Falling for the lure of extended credit or using your suppliers and sub-trades as an unofficial and unwilling overdraft facility are often fatal mistakes.

The builder who operates in this area plays a foolhardy game, as do the naive suppliers and sub-trades who allow it to happen.

Professional builders pay their accounts current so they can keep a watchful eye on actual cash flow, and deal with problems as they occur, not when it’s too late.

 

8   Don’t let clients take possession of unfinished projects

It’s a mistake to let clients take possession of an unfinished project or hold a retention in their own bank account, even when faced with extenuating living circumstances.

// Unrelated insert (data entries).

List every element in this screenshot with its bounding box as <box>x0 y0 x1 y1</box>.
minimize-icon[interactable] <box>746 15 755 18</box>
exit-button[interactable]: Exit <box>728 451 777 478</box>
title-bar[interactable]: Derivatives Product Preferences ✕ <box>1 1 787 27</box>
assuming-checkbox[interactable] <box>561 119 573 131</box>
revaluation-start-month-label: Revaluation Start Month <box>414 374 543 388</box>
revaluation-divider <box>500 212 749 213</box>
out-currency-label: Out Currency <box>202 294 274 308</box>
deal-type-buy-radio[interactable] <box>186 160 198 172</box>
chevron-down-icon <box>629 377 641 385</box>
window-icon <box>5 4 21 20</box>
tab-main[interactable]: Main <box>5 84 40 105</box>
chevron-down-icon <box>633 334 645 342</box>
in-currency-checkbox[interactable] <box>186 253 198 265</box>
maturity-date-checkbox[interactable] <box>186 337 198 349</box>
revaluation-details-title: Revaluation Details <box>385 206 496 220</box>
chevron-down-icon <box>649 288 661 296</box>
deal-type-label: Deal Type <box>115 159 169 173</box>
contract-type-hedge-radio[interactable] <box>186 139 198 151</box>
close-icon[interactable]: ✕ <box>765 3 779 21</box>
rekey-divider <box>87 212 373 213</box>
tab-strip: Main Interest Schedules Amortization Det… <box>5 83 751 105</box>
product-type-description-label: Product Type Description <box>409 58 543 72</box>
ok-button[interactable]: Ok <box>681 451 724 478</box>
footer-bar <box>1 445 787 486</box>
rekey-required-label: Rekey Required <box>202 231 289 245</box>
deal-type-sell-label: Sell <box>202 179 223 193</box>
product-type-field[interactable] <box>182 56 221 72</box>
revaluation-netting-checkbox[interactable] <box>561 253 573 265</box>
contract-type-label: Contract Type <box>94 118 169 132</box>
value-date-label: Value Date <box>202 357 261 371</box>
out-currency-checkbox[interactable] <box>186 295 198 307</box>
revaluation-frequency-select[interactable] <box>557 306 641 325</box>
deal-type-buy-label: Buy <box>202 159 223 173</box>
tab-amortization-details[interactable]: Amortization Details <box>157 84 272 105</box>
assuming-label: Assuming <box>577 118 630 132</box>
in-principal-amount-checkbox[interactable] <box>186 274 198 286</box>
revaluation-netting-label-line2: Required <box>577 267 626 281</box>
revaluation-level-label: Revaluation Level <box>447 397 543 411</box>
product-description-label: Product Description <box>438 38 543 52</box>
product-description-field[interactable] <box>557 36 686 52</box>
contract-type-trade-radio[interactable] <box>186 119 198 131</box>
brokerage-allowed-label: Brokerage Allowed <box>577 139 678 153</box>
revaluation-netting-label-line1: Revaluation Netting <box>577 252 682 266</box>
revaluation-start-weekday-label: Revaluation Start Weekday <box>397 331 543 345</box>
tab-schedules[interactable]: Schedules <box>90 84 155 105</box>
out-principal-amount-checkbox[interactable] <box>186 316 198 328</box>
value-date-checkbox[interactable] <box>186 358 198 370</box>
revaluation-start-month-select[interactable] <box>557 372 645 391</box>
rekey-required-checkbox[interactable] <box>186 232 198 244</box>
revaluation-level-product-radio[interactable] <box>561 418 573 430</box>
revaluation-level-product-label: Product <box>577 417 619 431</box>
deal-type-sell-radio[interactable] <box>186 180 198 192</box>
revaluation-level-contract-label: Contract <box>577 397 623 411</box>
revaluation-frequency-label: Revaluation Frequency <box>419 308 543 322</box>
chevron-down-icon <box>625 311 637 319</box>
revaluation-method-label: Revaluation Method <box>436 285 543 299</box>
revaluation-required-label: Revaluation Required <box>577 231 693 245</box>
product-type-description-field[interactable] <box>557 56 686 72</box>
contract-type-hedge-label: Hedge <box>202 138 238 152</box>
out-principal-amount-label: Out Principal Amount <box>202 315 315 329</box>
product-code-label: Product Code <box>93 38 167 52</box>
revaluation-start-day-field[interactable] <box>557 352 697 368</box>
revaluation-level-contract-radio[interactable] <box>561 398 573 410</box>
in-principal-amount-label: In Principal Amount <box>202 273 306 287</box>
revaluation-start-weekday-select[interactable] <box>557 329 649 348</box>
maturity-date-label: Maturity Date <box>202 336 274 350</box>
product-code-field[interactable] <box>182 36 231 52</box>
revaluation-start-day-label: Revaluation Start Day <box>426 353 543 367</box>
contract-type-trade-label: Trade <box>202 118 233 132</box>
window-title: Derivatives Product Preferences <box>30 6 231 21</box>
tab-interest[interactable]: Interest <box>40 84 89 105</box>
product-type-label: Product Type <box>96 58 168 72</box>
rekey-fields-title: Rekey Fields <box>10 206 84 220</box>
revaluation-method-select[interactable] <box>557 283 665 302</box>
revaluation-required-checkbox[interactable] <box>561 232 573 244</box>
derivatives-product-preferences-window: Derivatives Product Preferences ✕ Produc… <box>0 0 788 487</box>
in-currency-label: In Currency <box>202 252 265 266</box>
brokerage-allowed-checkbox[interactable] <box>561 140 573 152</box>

The results of this are often that the home will be difficult to finish around the clients, and any financial retention may be contested as goodwill diminishes, along with the builder’s reputation being tarnished.

 

9   Manage growth carefully

Many good builders have failed when expanding their business too quickly and/or spreading themselves over too wide a geographical area.

The transition from a “hands-on builder” to managing staff and multiple sites in many locations requires a totally different skill set, strong systems and large amounts of working capital.

Get good accounting advice and produce monthly management accounts that highlight the fundamentals of your business. It can be as simple as knowing your break-even monthly turnover and cash flow projections for the next three-to-six months. Timely information enables timely decisions about resources for your business.

 

10   Have a long memory

Any sub-trade or supplier who leaves you in the lurch cannot expect favourable treatment when things tighten up. Nothing is surer than that things will change and the tables will turn. Reward those who stick by you with the loyalty they deserve — ongoing work and prompt payment.

 

11   Have a dedicated maintenance team

Having a dedicated maintenance team who are efficient, reactive and who are separate from the crews who complete the homes will enable you to keep on top of your maintenance obligations.

Failure to do this will severely affect your reputation and ability to get referral business. The number one annoyance for clients is when those small things are not taken care of after the build has been completed.

 

12   It’s better to do less work at higher margins than lots of work at low margins

Doing less work at higher margins will mean the quality of your work increases, your income increases, your work level is more manageable, call backs diminish, stress will decrease and lifestyle and family time will increase.

Being the biggest builder in town will quite possibly make you the busiest, but not necessarily the most successful, wealthiest or happiest. Be driven by results, not your ego.

 

The unfortunate fact is that there have been many successful builders who have fallen for the trappings of unfettered growth, with disastrous results.

If you are operating in a market with overheated underlying conditions, you would be advised to think and plan carefully in order to avoid the builder’s graveyard that awaits the naive or over-committed and ever-optimistic builder.

 

The benefits of doing less work at higher margins


 

I often remember talking to a builder who complained of being stressed by all the issues he was facing.

His business had grown from 40 to 80 homes per year, but he was now making less money, and had reached breaking point. I asked him about his best years, and he said it had been at the 40 house level mark.

My suggestion to him was why not put your prices up 5% to10% and see what happens? Six months later I had a call to say his profitability had increased significantly, and the number of houses they were now building was closer to 50 per year.

They were turning over a similar amount of money, with fewer hassles and a better finished product.

The houses they weren’t building were for very price-conscious clients who were buying on price alone.

We all know that clients like this are better off building with the opposition and wasting their time and resources, leaving you to concentrate on producing a good product for appreciative clients at sustainable margins.

Here was a builder who solved most of his problems by putting his prices up and focusing on clients who really wanted to build with him for his reputation! It seems counter-intuitive, but the proof is in the pudding.